On the capex front, Ross increased its store count by about 5%, adding 88 net new stores, about in-line with Ross’ guidance of opening roughly 100 stores per year against roughly 10 closures or relocations. Ultimately, Ross spent $555.5 million on capex compared to $413.8 million in 2018. This huge jump in capex spending more than offset the growth in operating cash flow, leading free cash flow fall about 2% y/y. However, excluding working capital changes, which can be transient and immaterial in nature, free cash flow grew 4.8% y/y, more in-line with the trajectory of the business. Some noise from income tax changes and a change in operating lease assets and liabilities caused a few minor puts and take, but ultimately, growth in operating cash flow was strong.
On an adjusted capital basis, I estimate the company returned around roughly 28% versus 26% returns in 2018. In short, all signs point to a healthy business with fantastic returns on capital.

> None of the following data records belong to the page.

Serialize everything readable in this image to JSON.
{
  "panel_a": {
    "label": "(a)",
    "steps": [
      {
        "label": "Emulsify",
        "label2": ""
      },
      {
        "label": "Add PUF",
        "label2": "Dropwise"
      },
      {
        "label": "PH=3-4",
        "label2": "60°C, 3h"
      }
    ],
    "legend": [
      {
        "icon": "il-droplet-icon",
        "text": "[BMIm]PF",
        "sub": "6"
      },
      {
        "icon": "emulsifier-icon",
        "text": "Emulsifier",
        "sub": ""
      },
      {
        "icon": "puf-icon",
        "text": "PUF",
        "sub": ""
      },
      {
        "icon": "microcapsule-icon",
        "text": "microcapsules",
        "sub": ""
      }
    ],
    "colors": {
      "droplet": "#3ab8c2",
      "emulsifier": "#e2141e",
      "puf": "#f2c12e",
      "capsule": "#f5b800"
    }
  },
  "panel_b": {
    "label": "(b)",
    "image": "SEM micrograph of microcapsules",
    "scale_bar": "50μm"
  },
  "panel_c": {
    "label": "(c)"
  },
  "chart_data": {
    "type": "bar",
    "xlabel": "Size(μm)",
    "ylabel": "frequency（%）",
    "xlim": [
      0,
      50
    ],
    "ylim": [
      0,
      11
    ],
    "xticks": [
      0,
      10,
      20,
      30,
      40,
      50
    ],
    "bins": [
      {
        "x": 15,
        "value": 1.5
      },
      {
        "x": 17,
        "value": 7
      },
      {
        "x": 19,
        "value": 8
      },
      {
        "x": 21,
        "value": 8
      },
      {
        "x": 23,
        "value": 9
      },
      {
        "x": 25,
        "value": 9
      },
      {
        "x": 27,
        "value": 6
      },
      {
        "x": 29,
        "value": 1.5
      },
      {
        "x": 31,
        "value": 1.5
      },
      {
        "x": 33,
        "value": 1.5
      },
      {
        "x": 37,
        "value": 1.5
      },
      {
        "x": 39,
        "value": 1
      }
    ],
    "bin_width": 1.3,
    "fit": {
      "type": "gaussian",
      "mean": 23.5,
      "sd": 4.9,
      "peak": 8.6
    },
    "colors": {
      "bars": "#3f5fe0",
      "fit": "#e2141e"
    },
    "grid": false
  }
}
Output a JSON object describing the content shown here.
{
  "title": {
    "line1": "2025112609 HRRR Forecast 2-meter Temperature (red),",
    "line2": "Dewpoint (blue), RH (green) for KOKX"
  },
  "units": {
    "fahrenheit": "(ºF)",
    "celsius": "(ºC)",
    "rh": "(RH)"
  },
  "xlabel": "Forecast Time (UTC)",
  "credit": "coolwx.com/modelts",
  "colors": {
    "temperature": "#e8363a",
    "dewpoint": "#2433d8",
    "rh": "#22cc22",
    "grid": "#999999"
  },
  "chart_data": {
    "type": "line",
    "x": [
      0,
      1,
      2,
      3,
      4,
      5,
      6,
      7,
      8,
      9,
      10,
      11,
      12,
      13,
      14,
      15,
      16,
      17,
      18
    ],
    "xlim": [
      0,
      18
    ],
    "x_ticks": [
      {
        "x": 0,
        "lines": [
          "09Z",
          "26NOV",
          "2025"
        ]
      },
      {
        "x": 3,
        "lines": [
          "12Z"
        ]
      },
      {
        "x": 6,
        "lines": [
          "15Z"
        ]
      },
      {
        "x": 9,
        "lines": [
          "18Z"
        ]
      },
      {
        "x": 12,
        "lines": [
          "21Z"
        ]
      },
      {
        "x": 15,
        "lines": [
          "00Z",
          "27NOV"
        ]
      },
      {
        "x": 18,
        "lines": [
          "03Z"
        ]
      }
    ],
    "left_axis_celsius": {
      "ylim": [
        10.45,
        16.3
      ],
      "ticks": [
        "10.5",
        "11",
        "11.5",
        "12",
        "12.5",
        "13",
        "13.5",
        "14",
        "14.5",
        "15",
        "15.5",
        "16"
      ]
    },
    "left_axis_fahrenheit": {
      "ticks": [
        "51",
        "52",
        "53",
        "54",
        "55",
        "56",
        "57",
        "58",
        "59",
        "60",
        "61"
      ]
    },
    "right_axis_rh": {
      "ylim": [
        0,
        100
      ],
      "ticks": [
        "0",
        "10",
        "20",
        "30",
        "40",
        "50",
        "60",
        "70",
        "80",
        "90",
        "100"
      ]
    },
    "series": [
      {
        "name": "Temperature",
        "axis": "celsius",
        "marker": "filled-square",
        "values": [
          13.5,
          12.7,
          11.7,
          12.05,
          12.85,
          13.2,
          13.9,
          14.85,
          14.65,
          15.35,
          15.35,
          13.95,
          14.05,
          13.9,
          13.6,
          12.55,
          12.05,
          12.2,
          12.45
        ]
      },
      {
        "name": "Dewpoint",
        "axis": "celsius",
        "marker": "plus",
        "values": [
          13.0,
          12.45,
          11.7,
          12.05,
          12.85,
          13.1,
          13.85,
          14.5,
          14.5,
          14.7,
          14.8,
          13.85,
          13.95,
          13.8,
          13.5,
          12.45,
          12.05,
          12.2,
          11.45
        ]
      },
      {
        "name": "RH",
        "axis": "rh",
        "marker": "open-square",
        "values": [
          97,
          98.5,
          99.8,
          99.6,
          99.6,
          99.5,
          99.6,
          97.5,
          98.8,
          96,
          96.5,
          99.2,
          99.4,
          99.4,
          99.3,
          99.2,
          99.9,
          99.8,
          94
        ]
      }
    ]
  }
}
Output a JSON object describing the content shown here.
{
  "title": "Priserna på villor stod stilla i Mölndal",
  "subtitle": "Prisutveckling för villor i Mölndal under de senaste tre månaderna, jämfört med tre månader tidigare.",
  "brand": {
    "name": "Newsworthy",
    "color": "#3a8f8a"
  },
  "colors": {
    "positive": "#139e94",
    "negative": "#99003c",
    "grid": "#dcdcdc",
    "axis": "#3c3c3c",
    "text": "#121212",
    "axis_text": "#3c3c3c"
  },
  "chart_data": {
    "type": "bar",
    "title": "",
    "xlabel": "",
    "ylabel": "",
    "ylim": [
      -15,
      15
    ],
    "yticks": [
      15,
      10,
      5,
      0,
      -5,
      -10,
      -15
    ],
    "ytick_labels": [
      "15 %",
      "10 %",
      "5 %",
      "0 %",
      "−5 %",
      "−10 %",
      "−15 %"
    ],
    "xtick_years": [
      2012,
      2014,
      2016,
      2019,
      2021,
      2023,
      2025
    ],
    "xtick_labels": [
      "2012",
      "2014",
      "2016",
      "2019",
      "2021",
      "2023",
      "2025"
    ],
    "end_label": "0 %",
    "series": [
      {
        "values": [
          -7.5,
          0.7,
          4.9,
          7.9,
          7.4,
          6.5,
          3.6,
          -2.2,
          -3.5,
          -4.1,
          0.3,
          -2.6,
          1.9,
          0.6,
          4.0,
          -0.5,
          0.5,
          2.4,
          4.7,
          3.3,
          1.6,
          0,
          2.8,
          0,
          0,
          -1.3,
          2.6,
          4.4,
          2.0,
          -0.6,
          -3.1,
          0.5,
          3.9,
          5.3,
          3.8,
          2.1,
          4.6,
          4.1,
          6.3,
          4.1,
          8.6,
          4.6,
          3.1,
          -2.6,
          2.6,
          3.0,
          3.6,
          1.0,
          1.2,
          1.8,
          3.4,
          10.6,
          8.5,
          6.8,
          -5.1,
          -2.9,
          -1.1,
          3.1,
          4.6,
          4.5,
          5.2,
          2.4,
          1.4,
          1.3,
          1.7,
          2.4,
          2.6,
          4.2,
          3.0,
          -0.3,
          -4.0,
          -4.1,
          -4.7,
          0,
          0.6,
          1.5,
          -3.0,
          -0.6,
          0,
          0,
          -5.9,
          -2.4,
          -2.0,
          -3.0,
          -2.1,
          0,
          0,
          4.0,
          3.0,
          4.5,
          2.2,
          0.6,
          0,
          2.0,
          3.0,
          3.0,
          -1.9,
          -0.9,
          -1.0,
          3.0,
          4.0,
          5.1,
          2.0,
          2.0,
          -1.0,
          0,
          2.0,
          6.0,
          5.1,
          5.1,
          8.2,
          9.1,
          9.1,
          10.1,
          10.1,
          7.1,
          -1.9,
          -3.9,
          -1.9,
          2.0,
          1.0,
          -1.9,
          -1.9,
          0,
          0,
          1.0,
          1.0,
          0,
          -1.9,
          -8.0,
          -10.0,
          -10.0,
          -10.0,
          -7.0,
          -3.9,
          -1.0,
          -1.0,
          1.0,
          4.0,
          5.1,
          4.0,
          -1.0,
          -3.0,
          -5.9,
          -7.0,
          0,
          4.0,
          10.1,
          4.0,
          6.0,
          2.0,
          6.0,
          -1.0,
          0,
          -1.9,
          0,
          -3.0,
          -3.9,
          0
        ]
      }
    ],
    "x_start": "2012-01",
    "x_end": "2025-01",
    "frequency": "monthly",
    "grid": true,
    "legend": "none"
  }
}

Similarly, the company grew its payout again, increasing its quarterly dividend by 12% to $0.285 per share, equating to an annual yield just shy of 1.1%. Although I’m typically a much bigger fan of dividends, I think the increase in dividend signals increased confidence in the future. This capital allocation strategy has yet to be proven wrong for TJ Maxx (TJX) or Ross over the past decade.
Why Exactly Did it Sell Off?
Management must love the opportunity to get shares at a lower price virtually every time they spoke investors, guiding for below consensus comp growth and EPS growth. The company essentially noted comps would be up 1-2% and EPS would grow 1.5-6.1% y/y. This is particularly frustrating, as it implies net income will fall, with buybacks accounting for the balance. Certainly, it makes sense to provide conservative guidance with a global pandemic spooking consumer across the globe and disrupting the global supply chain, potentially making more customers want to interact with the web for apparel.
That being said, I think we will need to see how containment efforts evolve for the Coronavirus. Companies are apt to create travel bans for overseas travel as well as domestic travel, and I think this sort of signaling behavior will drive more people to fear the virus and opt to stay at home. In reading about the likely underreporting of mild/asymptomatic cases in China and the relative standard of care and availability in China, I think the current estimate of being 2.3% deadly is too high, and I think the world may normalize faster than anticipated.
Nevertheless, 2020 is probably a bit uncertain, but I would bet heavily on Coronavirus incidence rates being lower in Western societies than China. I also believe the complexity of the viral strand and the sudden need to vaccinate the world could compel big pharma to move at ultralight speed.
Regardless, the point here is that the company is down on some macro noise, 2020 may be tough, but I think the stock is worth $116-122. I suspect we will see some pent-up demand throughout 2021 offset some weakness in 2020 spending. I am long shares, and I am likely to add to my position in the next few days.
Analyst’s Disclosure: I am/we are long ROST, TJX. I wrote this article myself, and it expresses my own opinions. I am not receiving compensation for it (other than from Seeking Alpha). I have no business relationship with any company whose stock is mentioned in this article.